また参加、およびスポンサー企業にも大手企業が相次いで名を連ねている。これらの企業はカンファレンスにて登壇、またはブースを設置する予定だ。

  • IBM
  • Coinbase
  • BitWise
  • Ripple
  • Nasdaq
  • MyEtherWallet
  • Canaan Creative
  • BitGo
  • Blockstack
  • Blockstream
  • Tron Foundation
  • Deloitte
  • AWS
  • Amazon
  •   
  • eBay

また大手通販サイトeBayは今回コンセンサスのスポンサーとなっており、事前に公開されているeBayの広告の文面から同企業も仮想通貨に係る新サービスを提供するのではないかと憶測が飛び交っている。具体的な情報は明らかとなっていないため、カンファレンス開催後に詳細が出る可能性があるだろう。

規制当局

さらに各国の規制機関も複数訪れる予定だ。

  • 欧州委員会
  • 日本金融庁
  • 仏AMF
  • 米SEC
  • BIS
  • 米財務省

業界の発展とICO人気の衰退および資金調達額の低下に伴い、今年のアジェンダと参加企業を見ると昨年と比較してプロジェクトより大手企業の参加が多い印象を受ける。

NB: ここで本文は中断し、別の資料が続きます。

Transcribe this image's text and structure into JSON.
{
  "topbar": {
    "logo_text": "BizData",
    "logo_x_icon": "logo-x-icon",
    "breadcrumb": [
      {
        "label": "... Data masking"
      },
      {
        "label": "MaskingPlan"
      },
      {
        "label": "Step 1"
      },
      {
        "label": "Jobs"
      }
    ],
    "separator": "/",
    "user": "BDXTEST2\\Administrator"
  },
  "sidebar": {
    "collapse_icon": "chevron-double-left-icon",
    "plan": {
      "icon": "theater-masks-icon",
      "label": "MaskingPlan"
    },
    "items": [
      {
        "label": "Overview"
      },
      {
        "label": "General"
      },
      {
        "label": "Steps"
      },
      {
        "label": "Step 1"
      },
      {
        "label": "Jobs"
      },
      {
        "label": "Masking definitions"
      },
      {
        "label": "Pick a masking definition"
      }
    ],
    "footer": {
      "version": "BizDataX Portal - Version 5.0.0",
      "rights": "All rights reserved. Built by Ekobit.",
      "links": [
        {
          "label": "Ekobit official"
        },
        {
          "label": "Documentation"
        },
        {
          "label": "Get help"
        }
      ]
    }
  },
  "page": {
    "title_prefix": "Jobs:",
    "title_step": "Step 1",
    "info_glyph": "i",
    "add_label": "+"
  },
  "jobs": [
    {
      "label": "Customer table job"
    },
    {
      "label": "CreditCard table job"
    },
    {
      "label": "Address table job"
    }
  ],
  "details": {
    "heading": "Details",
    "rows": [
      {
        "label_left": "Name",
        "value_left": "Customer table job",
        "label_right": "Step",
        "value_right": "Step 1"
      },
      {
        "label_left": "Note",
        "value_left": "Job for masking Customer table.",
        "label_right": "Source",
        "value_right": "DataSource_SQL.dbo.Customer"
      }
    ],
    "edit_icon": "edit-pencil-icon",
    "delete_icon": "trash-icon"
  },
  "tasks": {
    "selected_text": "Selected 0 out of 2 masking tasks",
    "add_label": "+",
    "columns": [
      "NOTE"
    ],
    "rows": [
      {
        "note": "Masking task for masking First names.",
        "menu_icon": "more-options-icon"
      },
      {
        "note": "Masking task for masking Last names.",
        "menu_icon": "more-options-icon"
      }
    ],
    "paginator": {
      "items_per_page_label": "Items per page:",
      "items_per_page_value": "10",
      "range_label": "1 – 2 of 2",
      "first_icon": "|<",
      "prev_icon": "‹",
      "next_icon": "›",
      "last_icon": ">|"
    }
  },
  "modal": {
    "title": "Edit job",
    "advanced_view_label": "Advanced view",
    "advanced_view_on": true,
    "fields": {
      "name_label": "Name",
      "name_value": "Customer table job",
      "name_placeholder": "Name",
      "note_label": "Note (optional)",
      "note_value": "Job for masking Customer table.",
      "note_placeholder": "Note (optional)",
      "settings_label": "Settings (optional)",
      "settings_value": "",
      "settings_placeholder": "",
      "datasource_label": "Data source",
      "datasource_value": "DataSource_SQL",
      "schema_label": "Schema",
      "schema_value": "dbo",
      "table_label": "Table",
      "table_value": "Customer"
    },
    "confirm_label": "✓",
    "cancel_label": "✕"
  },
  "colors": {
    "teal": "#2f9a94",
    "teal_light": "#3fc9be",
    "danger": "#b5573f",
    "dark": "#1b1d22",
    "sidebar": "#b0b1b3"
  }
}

一方で、IBMやDeloitteなどといった有名企業が仮想通貨より基盤となるブロックチェーン技術を事業の一環とする流れが普及している傾向が見受けられており、実用ベースでの話が議題の中心になることが予想される。昨年はある意味で夢を語るICOプロジェクトが多かっただけに、下落相場を経てカンファレンスの傾向にも変化が見られてきていると言えるだろう。

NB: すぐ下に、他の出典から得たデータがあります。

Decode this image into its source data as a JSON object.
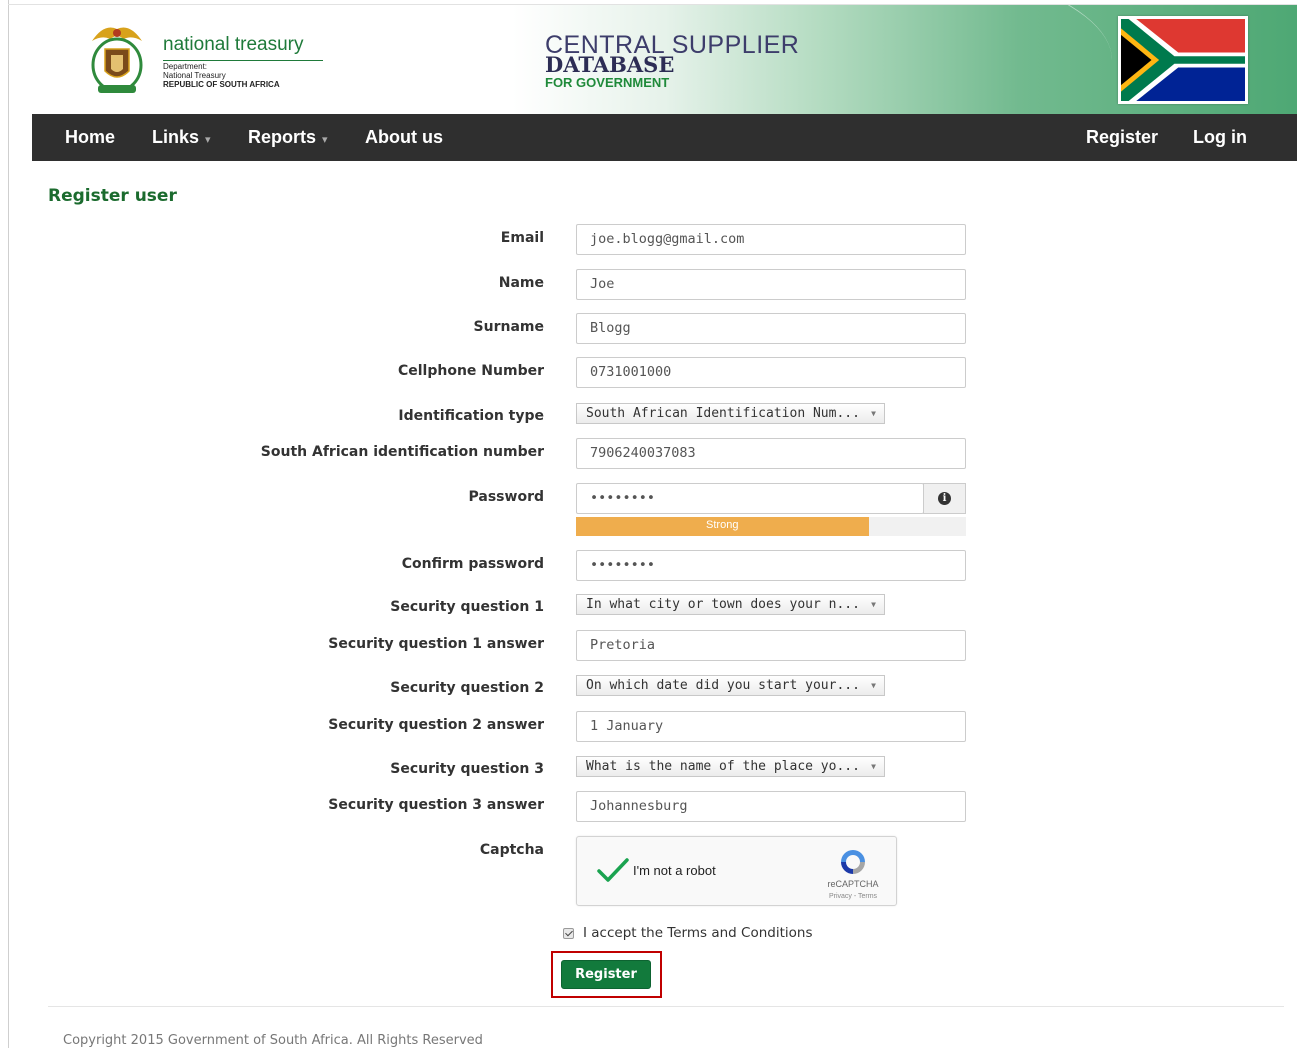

なお、今年は米SECや財務省に加え、フランスの金融市場庁(AMF)や欧州委員会からも代表者が参加する。いずれも仮想通貨やブロックチェーンの規制を担当している規制当局のトップから直接仮想通貨に対する見解や規制方針を聞く貴重なチャンスとなることが考えられる。

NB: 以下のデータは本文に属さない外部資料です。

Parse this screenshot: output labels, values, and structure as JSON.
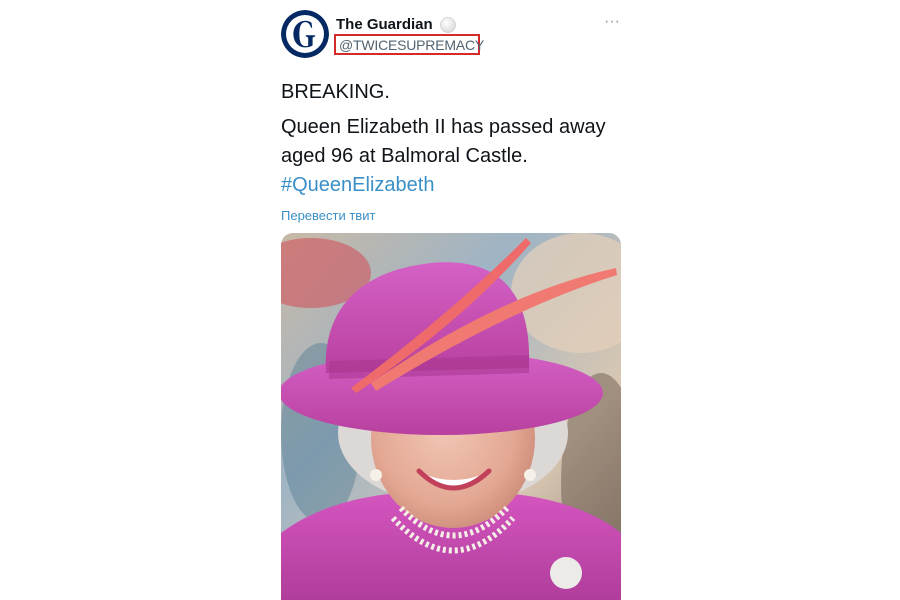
{
  "tweet": {
    "author": {
      "display_name": "The Guardian",
      "handle": "@TWICESUPREMACY",
      "avatar_icon": "guardian-logo-icon"
    },
    "text": {
      "line1": "BREAKING.",
      "line2": "Queen Elizabeth II has passed away aged 96 at Balmoral Castle.",
      "hashtag": "#QueenElizabeth"
    },
    "translate_label": "Перевести твит",
    "more_icon": "more-options-icon",
    "more_label": "···",
    "media_icon": "photo-of-queen-elizabeth"
  },
  "colors": {
    "link": "#3a8fc7",
    "highlight_box": "#d42a2a",
    "avatar_bg": "#052962"
  }
}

特にフランスでは自国の仮想通貨に対する規制の枠組みが正しいとして欧州各国に同様な体制を取ることを仏ル・メール財務大臣が豪語するなど、業界で注目の国だ。規制が大きく進んだ日本の金融庁と合わせて、各国の仮想通貨やブロックチェーンに対する姿勢や意見交換の場となることに期待したい。(国際的な銀行規制などに携わる「金融庁総務企画局企画課信用制度参事官室課長補佐」の高梨 佑太氏も登壇予定。)